Onderdeel van zaak 2024Z11042:
- Indiener: M.G.J. Harbers, minister van Infrastructuur en Waterstaat
- Voortouwcommissie: vaste commissie voor Infrastructuur en Waterstaat
- 2024-06-25 15:45: Regeling van werkzaamheden (Regeling van werkzaamheden), TK
- 2024-07-03 09:30: Procedurevergadering IenW (Procedurevergadering), vaste commissie voor Infrastructuur en Waterstaat
- 2024-09-11 13:30: Leefomgeving (Commissiedebat), vaste commissie voor Infrastructuur en Waterstaat
- 2024-09-12 13:25: Aanvang middagvergadering: Regeling van werkzaamheden (Regeling van werkzaamheden), TK
Preview document (🔗 origineel)
Tweede Kamer der Staten-Generaal | 2 |
Vergaderjaar 2023-2024 |
30 015 Bodembeleid
35 334 Problematiek rondom stikstof en PFAS
Nr. 122 BRIEF VAN DE MINISTER VAN INFRASTRUCTUUR EN WATERSTAAT
Aan de Voorzitter van de Tweede Kamer der Staten-Generaal
Den Haag, 20 juni 2024
Hierbij informeer ik u over de stand van zaken van een aantal bodemgerelateerde onderwerpen, te weten het initiatief om te komen tot een kennis- en innovatieprogramma PFAS, de lancering van een meerjarige SPUK-regeling bodem en de voortgang van de hersanering van het voormalige EMK-terrein in Krimpen aan den IJssel en de voortgang van het ontgrondingenbeleid.

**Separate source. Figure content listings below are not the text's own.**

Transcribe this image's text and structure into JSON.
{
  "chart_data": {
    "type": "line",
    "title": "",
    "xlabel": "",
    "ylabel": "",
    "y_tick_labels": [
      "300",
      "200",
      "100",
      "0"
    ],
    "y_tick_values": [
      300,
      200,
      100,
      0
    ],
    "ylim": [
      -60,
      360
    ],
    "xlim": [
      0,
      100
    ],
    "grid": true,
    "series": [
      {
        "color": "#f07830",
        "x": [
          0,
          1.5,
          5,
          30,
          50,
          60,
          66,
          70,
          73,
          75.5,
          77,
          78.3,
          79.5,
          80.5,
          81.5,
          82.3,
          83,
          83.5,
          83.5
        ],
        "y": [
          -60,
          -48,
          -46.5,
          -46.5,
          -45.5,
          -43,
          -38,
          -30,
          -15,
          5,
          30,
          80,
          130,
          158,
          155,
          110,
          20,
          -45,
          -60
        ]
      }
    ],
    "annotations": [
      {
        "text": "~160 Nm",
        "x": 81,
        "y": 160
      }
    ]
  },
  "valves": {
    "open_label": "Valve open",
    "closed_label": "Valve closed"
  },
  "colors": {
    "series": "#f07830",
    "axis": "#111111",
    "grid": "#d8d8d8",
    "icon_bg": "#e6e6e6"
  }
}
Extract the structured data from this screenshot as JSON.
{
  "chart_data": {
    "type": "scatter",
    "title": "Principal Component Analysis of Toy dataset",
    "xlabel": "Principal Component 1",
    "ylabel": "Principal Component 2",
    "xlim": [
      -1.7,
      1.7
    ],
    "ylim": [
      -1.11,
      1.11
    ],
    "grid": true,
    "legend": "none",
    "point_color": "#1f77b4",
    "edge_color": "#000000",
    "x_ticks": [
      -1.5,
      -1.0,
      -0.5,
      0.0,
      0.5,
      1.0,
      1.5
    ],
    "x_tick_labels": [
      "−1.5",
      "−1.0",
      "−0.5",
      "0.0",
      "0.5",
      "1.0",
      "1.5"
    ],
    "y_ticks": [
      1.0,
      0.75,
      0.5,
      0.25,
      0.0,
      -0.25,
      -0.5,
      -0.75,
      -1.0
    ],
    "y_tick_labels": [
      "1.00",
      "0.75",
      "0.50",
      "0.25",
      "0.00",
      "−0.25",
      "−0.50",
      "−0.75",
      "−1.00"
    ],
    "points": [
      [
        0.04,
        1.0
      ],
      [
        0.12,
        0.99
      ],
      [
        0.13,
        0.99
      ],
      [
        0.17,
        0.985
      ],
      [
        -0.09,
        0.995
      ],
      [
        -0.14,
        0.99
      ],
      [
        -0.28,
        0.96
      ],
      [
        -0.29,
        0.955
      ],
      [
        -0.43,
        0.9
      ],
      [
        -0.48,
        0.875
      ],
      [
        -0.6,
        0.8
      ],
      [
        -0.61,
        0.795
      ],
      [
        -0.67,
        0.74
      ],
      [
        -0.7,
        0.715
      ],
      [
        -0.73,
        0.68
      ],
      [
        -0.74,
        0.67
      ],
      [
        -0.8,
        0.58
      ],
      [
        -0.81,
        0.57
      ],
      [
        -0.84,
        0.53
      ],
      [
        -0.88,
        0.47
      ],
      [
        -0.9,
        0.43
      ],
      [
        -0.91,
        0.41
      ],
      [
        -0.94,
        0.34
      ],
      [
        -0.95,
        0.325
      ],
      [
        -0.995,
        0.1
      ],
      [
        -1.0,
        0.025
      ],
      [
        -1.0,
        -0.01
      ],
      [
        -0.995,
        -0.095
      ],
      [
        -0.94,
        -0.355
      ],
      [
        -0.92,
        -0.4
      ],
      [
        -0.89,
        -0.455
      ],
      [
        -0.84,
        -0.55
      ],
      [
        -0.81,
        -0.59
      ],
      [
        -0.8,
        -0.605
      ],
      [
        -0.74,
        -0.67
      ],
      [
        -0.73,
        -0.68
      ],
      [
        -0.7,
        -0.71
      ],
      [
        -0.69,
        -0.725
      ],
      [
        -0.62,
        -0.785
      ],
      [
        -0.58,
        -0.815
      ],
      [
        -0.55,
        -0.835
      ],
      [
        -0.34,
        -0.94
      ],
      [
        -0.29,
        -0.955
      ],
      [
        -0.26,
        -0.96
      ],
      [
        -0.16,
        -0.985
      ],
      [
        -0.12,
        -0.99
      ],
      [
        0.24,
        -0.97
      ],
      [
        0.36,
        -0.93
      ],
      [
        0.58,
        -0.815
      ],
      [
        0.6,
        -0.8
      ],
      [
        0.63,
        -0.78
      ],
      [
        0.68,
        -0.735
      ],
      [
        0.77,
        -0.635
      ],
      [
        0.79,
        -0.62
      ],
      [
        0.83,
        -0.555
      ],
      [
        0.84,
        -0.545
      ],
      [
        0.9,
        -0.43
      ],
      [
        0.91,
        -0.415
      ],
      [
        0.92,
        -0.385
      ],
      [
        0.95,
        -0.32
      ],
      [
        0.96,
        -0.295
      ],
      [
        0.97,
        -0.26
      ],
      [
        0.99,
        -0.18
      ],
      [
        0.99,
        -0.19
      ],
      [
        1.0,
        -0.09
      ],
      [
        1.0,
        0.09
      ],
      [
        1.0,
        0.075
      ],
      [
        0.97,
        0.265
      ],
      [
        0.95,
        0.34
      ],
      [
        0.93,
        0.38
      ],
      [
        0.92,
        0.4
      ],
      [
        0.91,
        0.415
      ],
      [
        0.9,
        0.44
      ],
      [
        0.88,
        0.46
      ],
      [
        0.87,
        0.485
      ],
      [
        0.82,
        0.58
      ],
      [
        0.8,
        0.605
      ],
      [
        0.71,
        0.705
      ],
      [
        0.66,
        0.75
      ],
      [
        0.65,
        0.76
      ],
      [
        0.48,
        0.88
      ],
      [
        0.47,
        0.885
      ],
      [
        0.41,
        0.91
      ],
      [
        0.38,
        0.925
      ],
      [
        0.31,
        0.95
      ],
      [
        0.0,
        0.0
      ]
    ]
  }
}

Kennis- en Innovatieprogramma PFAS in bodem en water (motie-Haverkort c.s.)
PFAS worden in lage concentraties diffuus verspreid aangetroffen in water, bodem en lucht. Op sommige plekken in Nederland worden hogere concentraties aangetroffen. Dit heeft risico’s voor mens en milieu tot gevolg. Er is echter nog weinig kennis beschikbaar om in water en bodem aanwezige PFAS (kosten)effectief aan te pakken. Er vindt wel al kennisontwikkeling plaats, maar deze is vaak gericht op een specifiek project, zoals het project Livinglab van de gemeente Utrecht in samenwerking met de Universiteit Utrecht1, bij de sanering van het EMK-terrein in Krimpen aan den IJssel (zie verderop in deze brief) en bij de aanpak van de PFAS verontreiniging op het voormalig defensieterrein bij Soesterberg. Daarnaast wordt (internationaal) beschikbare kennis nog niet altijd breed verspreid.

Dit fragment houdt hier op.